Mais autonomia para os poderes locais
Acresce que a chegada do presidente muitas vezes causa uma certa confusão. Por exemplo, explica Julia Leininger, onde estava previsto furar poços, decide-se espontaneamente que é preciso construir uma estrada. Os recursos à disposição não costumam chegar para novos projectos, obrigando a colocar novas prioridades ou pedir mais dinheiro aos doadores. E a população não tem forma de fiscalizar se o que foi decidido também é implementado, diz Julia Leininger, até porque não se faz ainda o aproveitamento de estruturas como os conselhos consultivos, criados em 2005, para representar os interesses da população: "Se se pudesse integrar estes conselhos até na preparação da PAI, aí sim, seria uma grande vantagem porque se poderia integrar os temas políticos e as demandas mais de forma sistemática".
No entanto, os autores do estudo discordam com as críticas, feitas sobretudo pelos países doadores, segundo as quais a Presidência Aberta é apenas um desperdício de dinheiro que podia ser melhor aplicado noutras áreas.

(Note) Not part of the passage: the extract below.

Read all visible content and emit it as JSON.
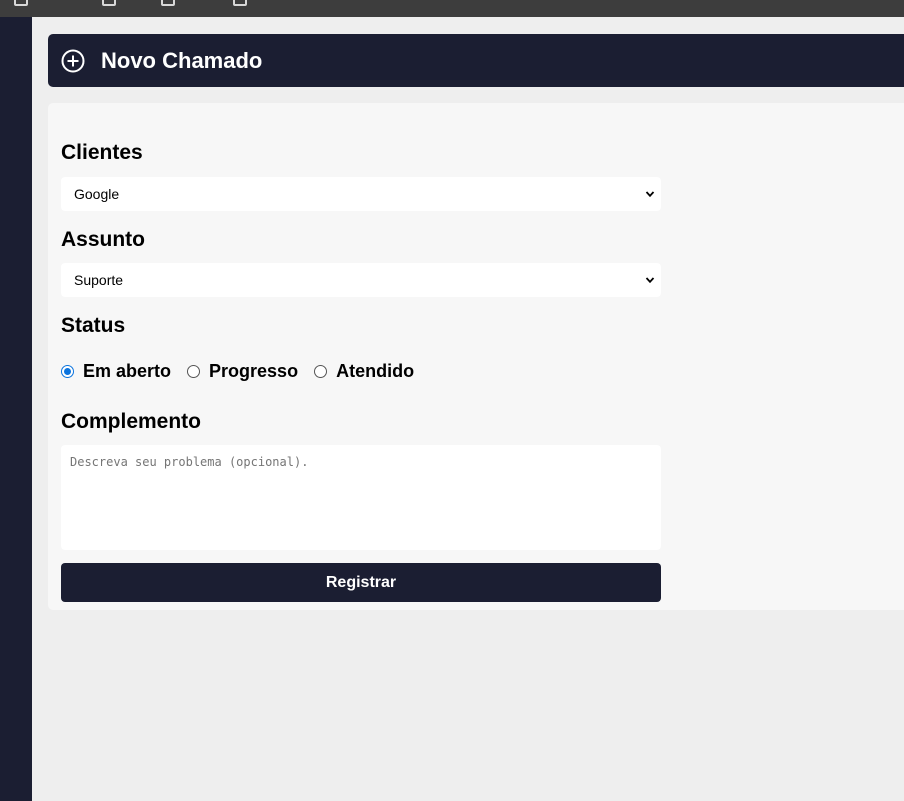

A PAI leva aos moçambicanos a noção de que a opinião deles também conta, mesmo se estão longe do centro decisor, Maputo .
Mas algumas criticas da oposição política e das organizações da sociedade civil são válidas, por exemplo, à exclusão dessas forças da sociedade do processo da Presidência Aberta. Há, por isso, quem receie que a PAI sirva, sobretudo, para ancorar no poder a FRELIMO, uma vez que o partido se confunde cada vez mais com o próprio Estado.
Os investigadores constataram que, na realidade, há algumas falhas sobretudo nos comícios, nos quais a população tem, teoricamente, acesso directo ao presidente. Mas, critica Julia Leininger, para isso é preciso "não pré-seleccionar as pessoas, para poder ouvir todos os sectores da sociedade".
Progressos no processo de democratização
É que a transparência na selecção dos intervenientes populares nestes comícios ainda deixa bastante a desejar. Muitas vezes eles são escolhidos a dedo pelas autoridades locais, precisamente para impedir críticas demasiado contundentes. Mas o politólogo Henrik Maihack ressalva que não se deve generalizar. Afinal, ele teve a oportunidade de verificar pessoalmente que existe uma vontade de mudança a todos os níveis da administração: "Porque em Moçambique existem muitas dinâmicas interessantes. A perceção entre os doadores e os países europeus é que Moçambique é um país muito controlado, muito centralizado. Mas nos 18 anos desde que terminou a guerra, o governo conseguiu implementar algumas políticas importantes. Tem problemas, mas tem alguns sucessos também".
Em todo o caso, diz Julia Leininger, o estudo da DIE vai ser analisado atentamente pelos países doadores, que daí tirarão as suas conclusões. Mas os doadores não são os únicos interessados. O Gabinete da Presidência em Moçambique quer uma cópia do relatório. É que a administração moçambicana, que facilitou o trabalho dos investigadores, também está atenta às conclusões, diz o analista José Macuane: "Porque é um estudo pioneiro e que aborda um assunto muito debatido, mas do qual se sabe pouco, certamente que alguma coisa vai inspirar ao nível de tomada de decisão”.
Até que ponto, confessa Macuane, não sabe dizer, “mas o interesse demonstrado prova que se sente alguma necessidade de um conhecimento mais profundo do processo por parte do Gabinete do Chefe do Estado. Isso já é um grande passo.”